A later analysis of the lung metabolite data demonstrated further abnormalities including increased sphingolipids, heme breakdown products (biliverdin, bilirubin), and arginine metabolism (leading to polyamine, putrescine, spermidine, and spermine production) in PAH.10 This was again paired with altered gene expression, including elevated arginase1 (ARG1), sphingomyelin synthase 2 (SGMS2), and N-acylsphingosine amidohydrolase (non-lysosomal ceramidase) 2 (ASAH2) in PAH tissue.
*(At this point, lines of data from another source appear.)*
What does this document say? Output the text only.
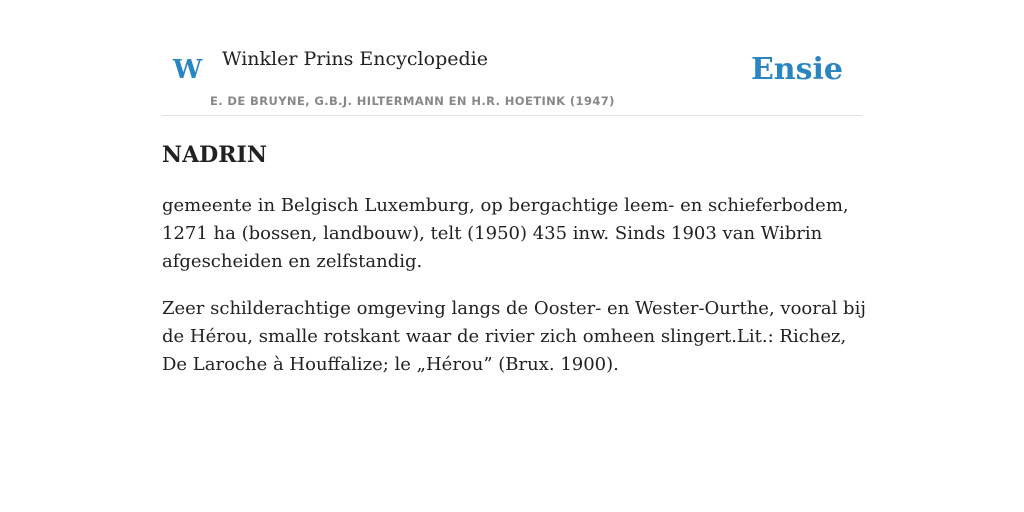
W Winkler Prins Encyclopedie
E. DE BRUYNE, G.B.J. HILTERMANN EN H.R. HOETINK (1947)
Ensie
NADRIN

gemeente in Belgisch Luxemburg, op bergachtige leem- en schieferbodem, 1271 ha (bossen, landbouw), telt (1950) 435 inw. Sinds 1903 van Wibrin afgescheiden en zelfstandig.

Zeer schilderachtige omgeving langs de Ooster- en Wester-Ourthe, vooral bij de Hérou, smalle rotskant waar de rivier zich omheen slingert.Lit.: Richez, De Laroche à Houffalize; le „Hérou” (Brux. 1900).
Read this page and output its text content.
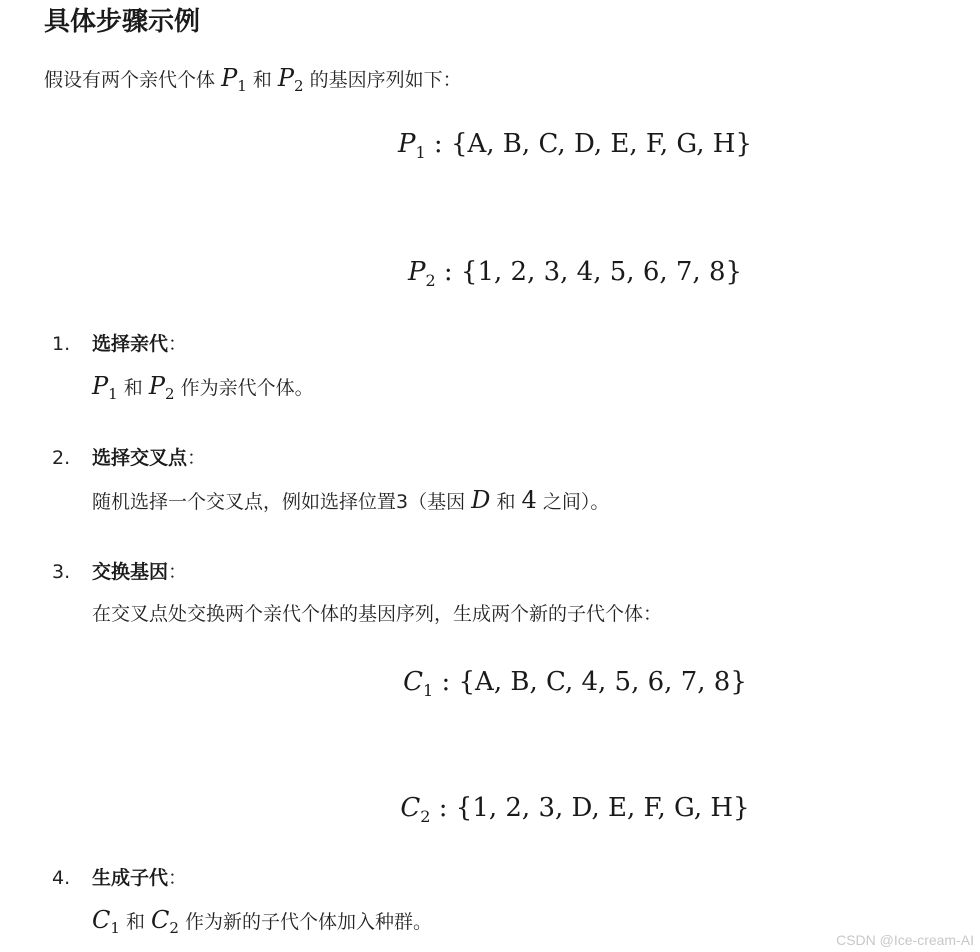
具体步骤示例

假设有两个亲代个体 $P_1$ 和 $P_2$ 的基因序列如下：

$P_1$ : {A, B, C, D, E, F, G, H}

$P_2$ : {1, 2, 3, 4, 5, 6, 7, 8}

1. 选择亲代：

$P_1$ 和 $P_2$ 作为亲代个体。

2. 选择交叉点：

随机选择一个交叉点，例如选择位置3（基因 D 和 4 之间）。

3. 交换基因：

在交叉点处交换两个亲代个体的基因序列，生成两个新的子代个体：

$C_1$ : {A, B, C, 4, 5, 6, 7, 8}

$C_2$ : {1, 2, 3, D, E, F, G, H}

4. 生成子代：

$C_1$ 和 $C_2$ 作为新的子代个体加入种群。

CSDN @Ice-cream-AI
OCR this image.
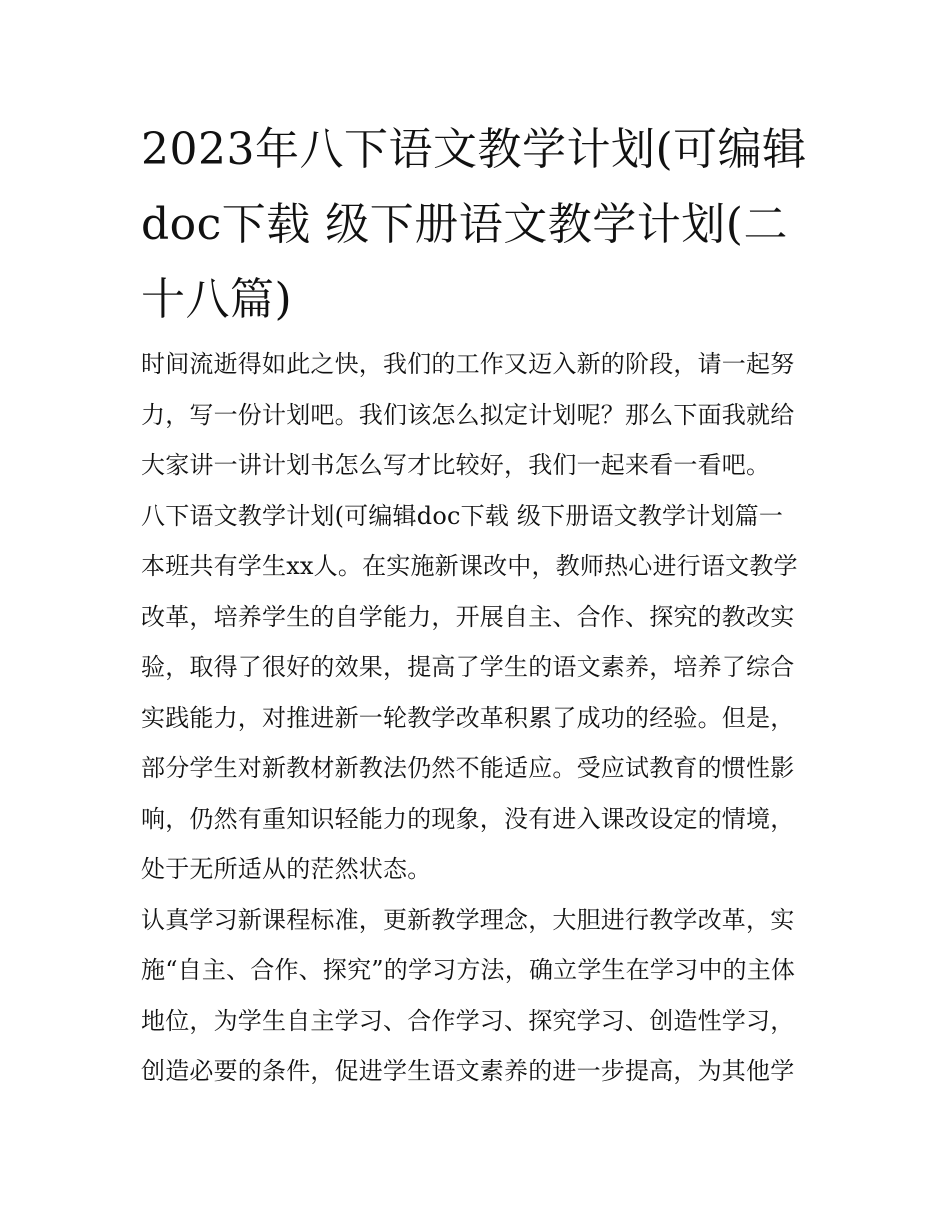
2023年八下语文教学计划(可编辑doc下载 级下册语文教学计划(二十八篇)

时间流逝得如此之快，我们的工作又迈入新的阶段，请一起努力，写一份计划吧。我们该怎么拟定计划呢？那么下面我就给大家讲一讲计划书怎么写才比较好，我们一起来看一看吧。

八下语文教学计划(可编辑doc下载 级下册语文教学计划篇一

本班共有学生xx人。在实施新课改中，教师热心进行语文教学改革，培养学生的自学能力，开展自主、合作、探究的教改实验，取得了很好的效果，提高了学生的语文素养，培养了综合实践能力，对推进新一轮教学改革积累了成功的经验。但是，部分学生对新教材新教法仍然不能适应。受应试教育的惯性影响，仍然有重知识轻能力的现象，没有进入课改设定的情境，处于无所适从的茫然状态。

认真学习新课程标准，更新教学理念，大胆进行教学改革，实施“自主、合作、探究”的学习方法，确立学生在学习中的主体地位，为学生自主学习、合作学习、探究学习、创造性学习，创造必要的条件，促进学生语文素养的进一步提高，为其他学
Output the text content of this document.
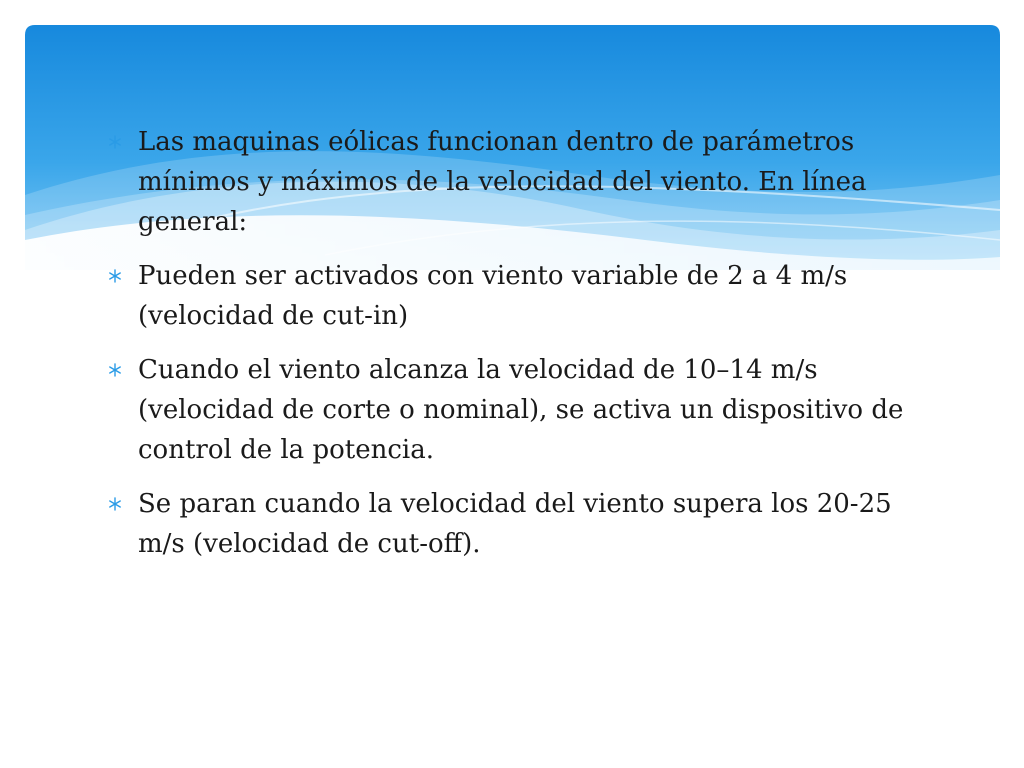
Las maquinas eólicas funcionan dentro de parámetros mínimos y máximos de la velocidad del viento. En línea general:
Pueden ser activados con viento variable de 2 a 4 m/s (velocidad de cut-in)
Cuando el viento alcanza la velocidad de 10–14 m/s (velocidad de corte o nominal), se activa un dispositivo de control de la potencia.
Se paran cuando la velocidad del viento supera los 20-25 m/s (velocidad de cut-off).
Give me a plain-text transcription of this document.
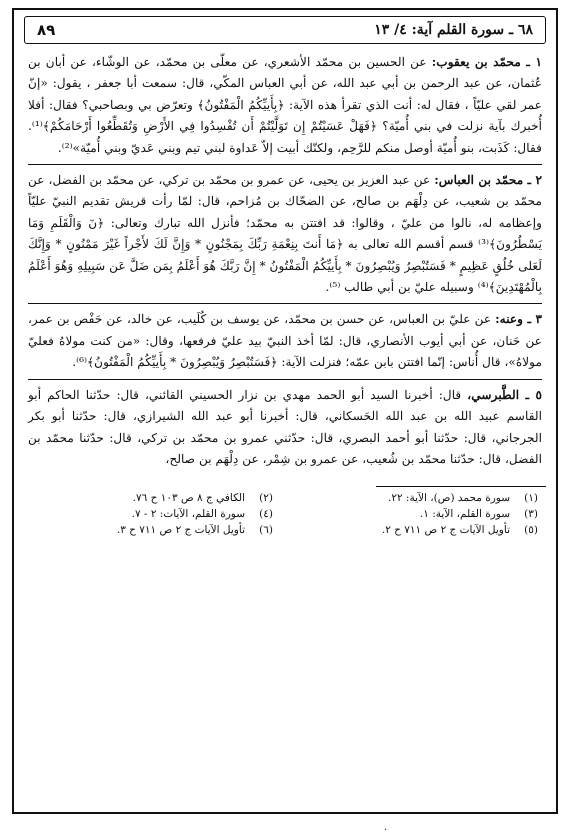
٨٩	٦٨ ـ سورة القلم آية: ٤/ ١٣

١ ـ محمّد بن يعقوب: عن الحسين بن محمّد الأشعري، عن معلّى بن محمّد، عن الوشّاء، عن أبان بن عُثمان، عن عبد الرحمن بن أبي عبد الله، عن أبي العباس المكّي، قال: سمعت أبا جعفر ، يقول: «إنّ عمر لقي عليّاً ، فقال له: أنت الذي تقرأ هذه الآية: ﴿بِأَييِّكُمُ الْمَفْتُونُ﴾ وتعرّض بي وبصاحبي؟ فقال: أفلا أُخبرك بآية نزلت في بني أُميّة؟ ﴿فَهَلْ عَسَيْتُمْ إِن تَوَلَّيْتُمْ أَن تُفْسِدُوا فِي الأَرْضِ وَتُقَطِّعُوا أَرْحَامَكُمْ﴾⁽¹⁾. فقال: كَذَبت، بنو أُميّة أوصل منكم للرَّحِم، ولكنّك أبيت إلاّ عَداوة لبني تيم وبني عَديّ وبني أُميّة»⁽²⁾.

٢ ـ محمّد بن العباس: عن عبد العزيز بن يحيى، عن عمرو بن محمّد بن تركي، عن محمّد بن الفضل، عن محمّد بن شعيب، عن دِلْهَم بن صالح، عن الضحّاك بن مُزاحم، قال: لمّا رأت قريش تقديم النبيّ عليّاً وإعظامه له، نالوا من عليّ ، وقالوا: قد افتتن به محمّد؛ فأنزل الله تبارك وتعالى: ﴿نٓ وَالْقَلَمِ وَمَا يَسْطُرُونَ﴾⁽³⁾ قسم أقسم الله تعالى به ﴿مَا أَنتَ بِنِعْمَةِ رَبِّكَ بِمَجْنُونٍ * وَإِنَّ لَكَ لأَجْراً غَيْرَ مَمْنُونٍ * وَإِنَّكَ لَعَلى خُلُقٍ عَظِيمٍ * فَسَتُبْصِرُ وَيُبْصِرُونَ * بِأَييِّكُمُ الْمَفْتُونُ * إِنَّ رَبَّكَ هُوَ أَعْلَمُ بِمَن ضَلَّ عَن سَبِيلِهِ وَهُوَ أَعْلَمُ بِالْمُهْتَدِينَ﴾⁽⁴⁾ وسبيله عليّ بن أبي طالب ⁽⁵⁾.

٣ ـ وعنه: عن عليّ بن العباس، عن حسن بن محمّد، عن يوسف بن كُلَيب، عن خالد، عن حَفْص بن عمر، عن حَنان، عن أبي أيوب الأنصاري، قال: لمّا أخذ النبيّ بيد عليّ فرفعها، وقال: «من كنت مولاهُ فعليّ مولاهُ»، قال أُناس: إنّما افتتن بابن عمّه؛ فنزلت الآية: ﴿فَسَتُبْصِرُ وَيُبْصِرُونَ * بِأَييِّكُمُ الْمَفْتُونُ﴾⁽⁶⁾.

٥ ـ الطَّبرسي، قال: أخبرنا السيد أبو الحمد مهدي بن نزار الحسيني القائني، قال: حدّثنا الحاكم أبو القاسم عبيد الله بن عبد الله الحَسكاني، قال: أخبرنا أبو عبد الله الشيرازي، قال: حدّثنا أبو بكر الجرجاني، قال: حدّثنا أبو أحمد البصري، قال: حدّثني عمرو بن محمّد بن تركي، قال: حدّثنا محمّد بن الفضل، قال: حدّثنا محمّد بن شُعيب، عن عمرو بن شِمْر، عن دِلْهَم بن صالح،

(١)
سورة محمد (ص)، الآية: ٢٢.
(٢)
الكافي ج ٨ ص ١٠٣ ح ٧٦.
(٣)
سورة القلم، الآية: ١.
(٤)
سورة القلم، الآيات: ٢ - ٧.
(٥)
تأويل الآيات ج ٢ ص ٧١١ ح ٢.
(٦)
تأويل الآيات ج ٢ ص ٧١١ ح ٣.
.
A targeted study of dyspneic individuals where plasma concentrations of 105 metabolites were analyzed and related to hemodynamic measures, including resting right atrial pressure, mean pulmonary artery pressure (PAP), pulmonary vascular resistance (PVR), and PVR and PAPflow response (DPQ) during exercise, identified indoleamine 2,3-dioxygenase (IDO)–dependent tryptophan metabolites (TMs; anthranilate, quinolinate, and kynurenine) (Figure 1) release higher levels in radial artery than proximal pulmonary artery in patients with PVR >2 Woods units and higher circulating levels in PAH patients than controls in an independent validation cohort.11 Arginine and TCA cycle intermediates (aconitate, isocitrate, malate, and succinate methylmalonate) were associated with the severity of PH in the discovery analysis (n=71) and derived metabolite scores were associated with mean PAP in a validation cohort (n=71).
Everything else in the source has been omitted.